Create a function that replicates the same functionality as the javascript version and use the @verb decorator to make it available to the Workflow engine. The name parameter of the decorator must match the package name defined in the schema. For example:

@verb(name="my_package.upper")
def upper(input: VerbInput, column: str, to: str):
    ...

Important Note: If a verb already exists with the same name you will get a ValueError, pick a unique name for each verb. For example if you try to create a new "strings.upper" you will get a ValueError if you want to create a custom version of this verb you could use "my_package.upper" like the example above.

Custom verbs

The Python implementation supports the use of custom verbs supplied by your application - this allows arbitrary processing pipelines to be built that contain custom logic and processing steps.

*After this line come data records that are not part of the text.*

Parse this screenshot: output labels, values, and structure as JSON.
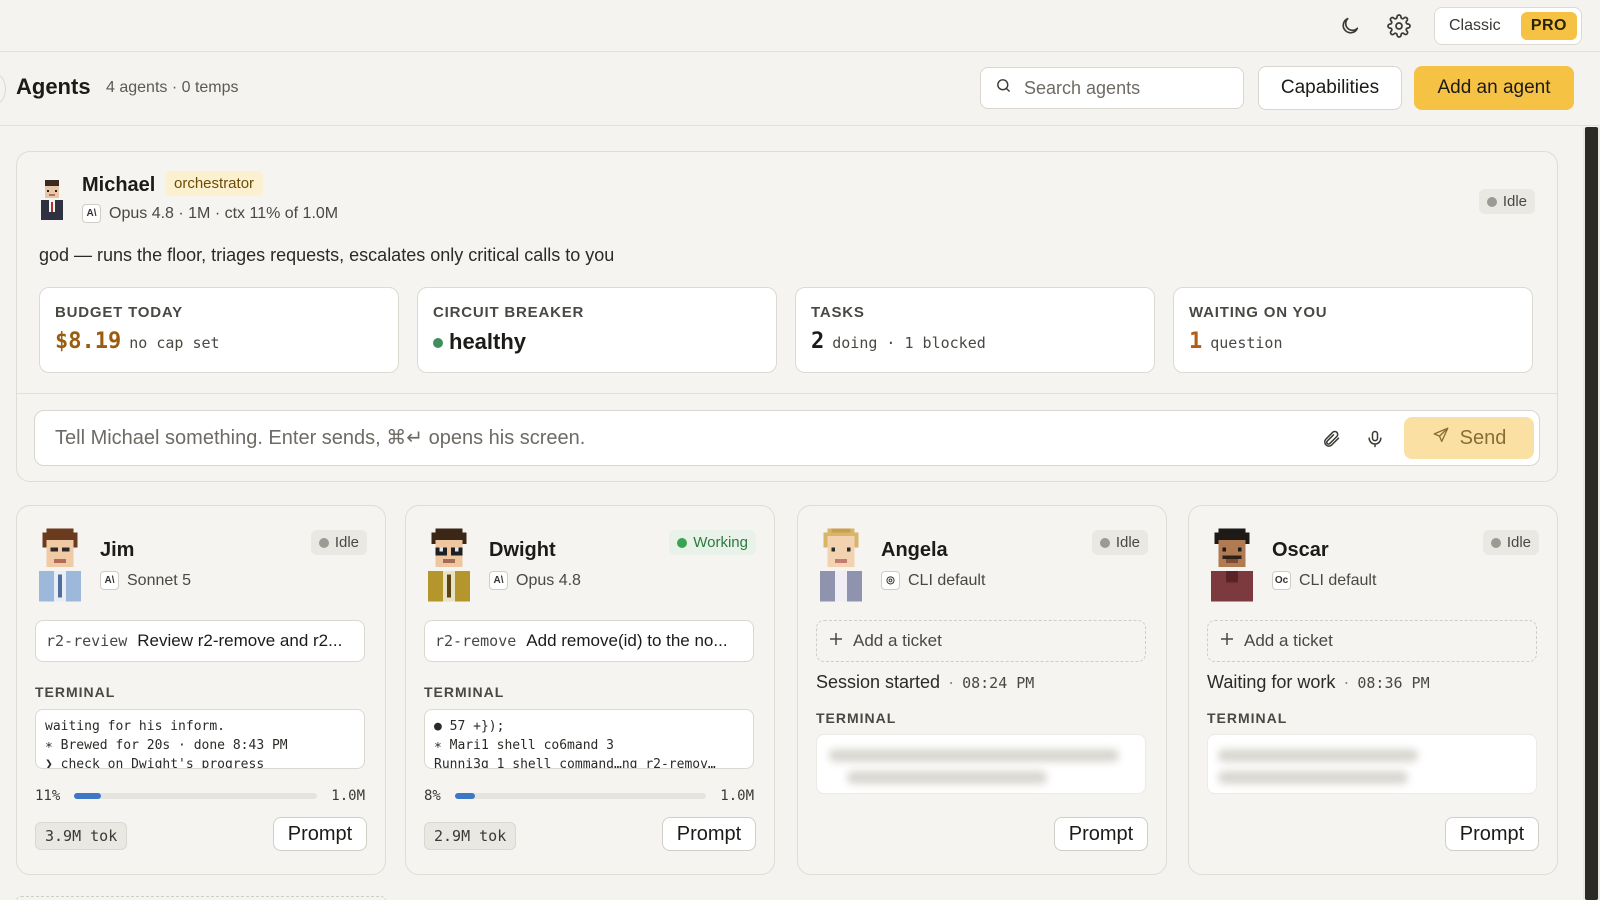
{
  "topbar": {
    "mode_classic": "Classic",
    "mode_pro": "PRO",
    "icons": [
      "moon-icon",
      "gear-icon"
    ]
  },
  "header": {
    "title": "Agents",
    "subtitle": "4 agents · 0 temps",
    "search_placeholder": "Search agents",
    "capabilities_label": "Capabilities",
    "add_agent_label": "Add an agent"
  },
  "orchestrator": {
    "name": "Michael",
    "role": "orchestrator",
    "model": "Opus 4.8 · 1M · ctx 11% of 1.0M",
    "model_icon": "A\\",
    "status": "Idle",
    "description": "god — runs the floor, triages requests, escalates only critical calls to you",
    "metrics": [
      {
        "label": "BUDGET TODAY",
        "value": "$8.19",
        "detail": "no cap set",
        "color": "#9a5d0f"
      },
      {
        "label": "CIRCUIT BREAKER",
        "value": "healthy",
        "detail": "",
        "color": "#1c1b18"
      },
      {
        "label": "TASKS",
        "value": "2",
        "detail": "doing · 1 blocked",
        "color": "#1c1b18"
      },
      {
        "label": "WAITING ON YOU",
        "value": "1",
        "detail": "question",
        "color": "#b25d14"
      }
    ],
    "composer_placeholder": "Tell Michael something. Enter sends, ⌘↵ opens his screen.",
    "send_label": "Send"
  },
  "agents": [
    {
      "name": "Jim",
      "model_icon": "A\\",
      "model": "Sonnet 5",
      "status": "Idle",
      "ticket_id": "r2-review",
      "ticket_title": "Review r2-remove and r2...",
      "terminal_label": "TERMINAL",
      "terminal_lines": [
        "waiting for his inform.",
        "∗ Brewed for 20s · done 8:43 PM",
        "❯ check on Dwight's progress"
      ],
      "ctx_pct_label": "11%",
      "ctx_fraction": 0.11,
      "ctx_max": "1.0M",
      "tokens": "3.9M tok",
      "prompt_label": "Prompt"
    },
    {
      "name": "Dwight",
      "model_icon": "A\\",
      "model": "Opus 4.8",
      "status": "Working",
      "ticket_id": "r2-remove",
      "ticket_title": "Add remove(id) to the no...",
      "terminal_label": "TERMINAL",
      "terminal_lines": [
        "● 57 +});",
        "∗ Mari1 shell co6mand 3",
        "Runni3g 1 shell command…ng r2-remov…"
      ],
      "ctx_pct_label": "8%",
      "ctx_fraction": 0.08,
      "ctx_max": "1.0M",
      "tokens": "2.9M tok",
      "prompt_label": "Prompt"
    },
    {
      "name": "Angela",
      "model_icon": "◎",
      "model": "CLI default",
      "status": "Idle",
      "add_ticket_label": "Add a ticket",
      "session_text": "Session started",
      "session_time": "08:24 PM",
      "terminal_label": "TERMINAL",
      "prompt_label": "Prompt"
    },
    {
      "name": "Oscar",
      "model_icon": "Oc",
      "model": "CLI default",
      "status": "Idle",
      "add_ticket_label": "Add a ticket",
      "session_text": "Waiting for work",
      "session_time": "08:36 PM",
      "terminal_label": "TERMINAL",
      "prompt_label": "Prompt"
    }
  ]
}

TODO: document custom verb format

Build and test

JavaScript

You need node and yarn installed
Operate from project root
Run: yarn
Then: yarn build
Run the webapp locally: yarn start

Python

You need Python and poetry installed
Operate from python/datashaper folder
Run: poetry install
Then: poetry run poe test

Contributing

This project welcomes contributions and suggestions. Most contributions require you to agree to a Contributor License Agreement (CLA) declaring that you have the right to, and actually do, grant us the rights to use your contribution. For details, visit https://cla.opensource.microsoft.com.

When you submit a pull request, a CLA bot will automatically determine whether you need to provide a CLA and decorate the PR appropriately (e.g., status check, comment). Simply follow the instructions provided by the bot. You will only need to do this once across all repos using our CLA.

This project has adopted the Microsoft Open Source Code of Conduct. For more information see the Code of Conduct FAQ or contact opencode@microsoft.com with any additional questions or comments.

Trademarks

This project may contain trademarks or logos for projects, products, or services. Authorized use of Microsoft trademarks or logos is subject to and must follow Microsoft's Trademark & Brand Guidelines. Use of Microsoft trademarks or logos in modified versions of this project must not cause confusion or imply Microsoft sponsorship. Any use of third-party trademarks or logos are subject to those third-party's policies.